Le regard un peu hagard, l’héroïne d’Ängelby navigue un peu à vue dans ces complications, aussi quand, le soir où elle postule sur un site d’emploi, une offre se présente dans la seconde qui a suivi son inscription, elle ne fait ni une ni deux et part avec ses enfants sous le bras pour le village d’Ängelby.
Une fois sur place, elle découvre un endroit calme, isolé, et relativement normal… vous savez, si on met de côté le fait qu’elle vient de renverser quelqu’un. Elle se lie rapidement d’amitié avec son patron, Torsten, un homme âgé plutôt jovial, mais lorsqu’elle découvre qu’elle a tué la seule personne qui a jamais réussi à faire quelque chose de sa vie à Ängelby (Jesper Wallin, l’adolescent qu’elle a renversé, est une star locale du hockey et vient d’être sélectionné pour aller jouer pour la NHL, outre-Atlantique), elle ne se fait pas spécialement d’amis. Pire encore, en confessant son crime, et en amenant la police sur les lieux de l’accident, elle découvre que sous les branchages… le corps a disparu. Pour passer pour une folle il n’y a pas mieux.
Ängelby passe tellement de temps avec Vera et sa vie en lambeaux que, pour un peu, on serait tentés de ne pas repérer les autres choses que la série nous dit des villageois. Derrière les palissades, il y a en effet des personnages bien plus sombres, à commencer par l’étrange ex-femme de Torsten, l’énigmatique Britt-Louise, dont la beauté a été brûlée dans sa jeunesse dans un horrible accident, et qui désormais semble animée de choses sombres. Il y a aussi la maîtresse d’école qui, toute patiente et gentille qu’elle soit avec les enfants, semble en savoir long sur la pierre dans la forêt. Et puis, les parents de Jesper ont aussi un comportement étrange… d’ailleurs personne ne semble ni très inquiet, ni très affecté, par l’accident qu’a eu Vera. Que pense avoir eu Vera. Qu’aurait eu Vera ? C’est à se demander.
Ces différentes scènes, généralement très brèves, et bourrées à craquer d’allusions mystérieuses et de demi-mots, ne nous disent pas grand chose volontairement, mais on a parfois l’impression que quelqu’un a trop regardé Twin Peaks.
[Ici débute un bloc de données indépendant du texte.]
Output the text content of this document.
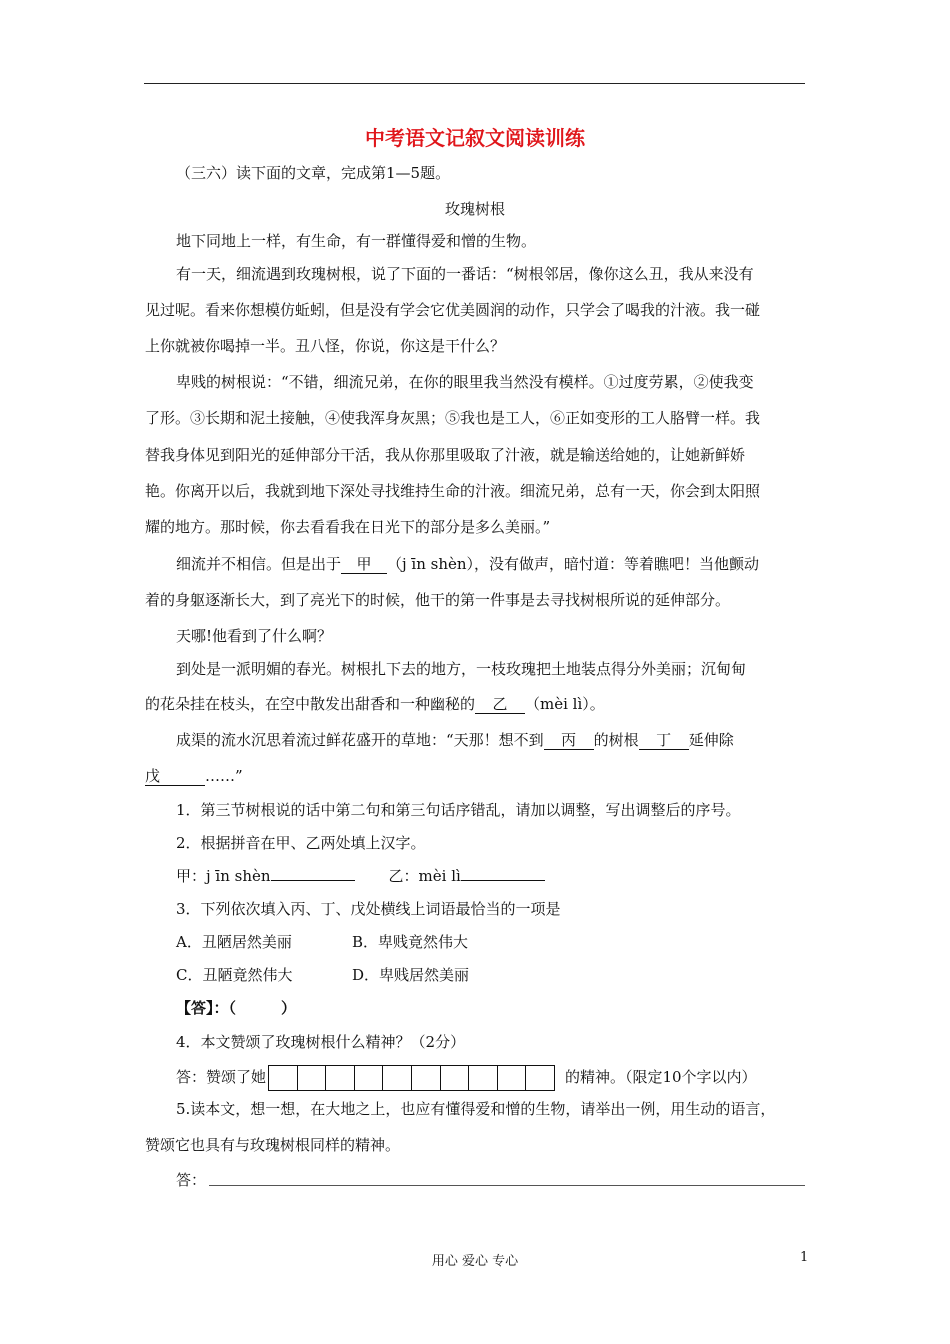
中考语文记叙文阅读训练
（三六）读下面的文章，完成第1—5题。
玫瑰树根
地下同地上一样，有生命，有一群懂得爱和憎的生物。
有一天，细流遇到玫瑰树根，说了下面的一番话：“树根邻居，像你这么丑，我从来没有
见过呢。看来你想模仿蚯蚓，但是没有学会它优美圆润的动作，只学会了喝我的汁液。我一碰
上你就被你喝掉一半。丑八怪，你说，你这是干什么？
卑贱的树根说：“不错，细流兄弟，在你的眼里我当然没有模样。①过度劳累，②使我变
了形。③长期和泥土接触，④使我浑身灰黑；⑤我也是工人，⑥正如变形的工人胳臂一样。我
替我身体见到阳光的延伸部分干活，我从你那里吸取了汁液，就是输送给她的，让她新鲜娇
艳。你离开以后，我就到地下深处寻找维持生命的汁液。细流兄弟，总有一天，你会到太阳照
耀的地方。那时候，你去看看我在日光下的部分是多么美丽。”
细流并不相信。但是出于 甲 （j īn shèn），没有做声，暗忖道：等着瞧吧！当他颤动
着的身躯逐渐长大，到了亮光下的时候，他干的第一件事是去寻找树根所说的延伸部分。
天哪!他看到了什么啊？
到处是一派明媚的春光。树根扎下去的地方，一枝玫瑰把土地装点得分外美丽；沉甸甸
的花朵挂在枝头，在空中散发出甜香和一种幽秘的 乙 （mèi lì）。
成渠的流水沉思着流过鲜花盛开的草地：“天那！想不到 丙 的树根 丁 延伸除
戊	……”
1．第三节树根说的话中第二句和第三句话序错乱，请加以调整，写出调整后的序号。
2．根据拼音在甲、乙两处填上汉字。
甲：j īn shèn	乙：mèi lì
3．下列依次填入丙、丁、戊处横线上词语最恰当的一项是
A．丑陋居然美丽	B．卑贱竟然伟大
C．丑陋竟然伟大	D．卑贱居然美丽
【答】：（　　　）
4．本文赞颂了玫瑰树根什么精神？（2分）
答：赞颂了她	的精神。（限定10个字以内）
5.读本文，想一想，在大地之上，也应有懂得爱和憎的生物，请举出一例，用生动的语言，
赞颂它也具有与玫瑰树根同样的精神。
答：
用心 爱心 专心	1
Obligé.
Du coup, entre le côté dramatique qui est vraiment déprimant (Vera passe son temps libre à boire seule ou à fumer, le regard sombre), et le côté morbide-peut-être-fantastique-en-tous-cas-pas-net, Ängelby est un drôle d’oiseau. C’est pas exactement le visionnage que je recommande si vous n’avez déjà pas le moral. Et surtout c’est définitivement le genre de premier épisode qui ne donne pas envie de voir la suite ; Ängelby est de ces séries qui gagnent sûrement au change si on les regarde d’un trait comme on enlève un pansement.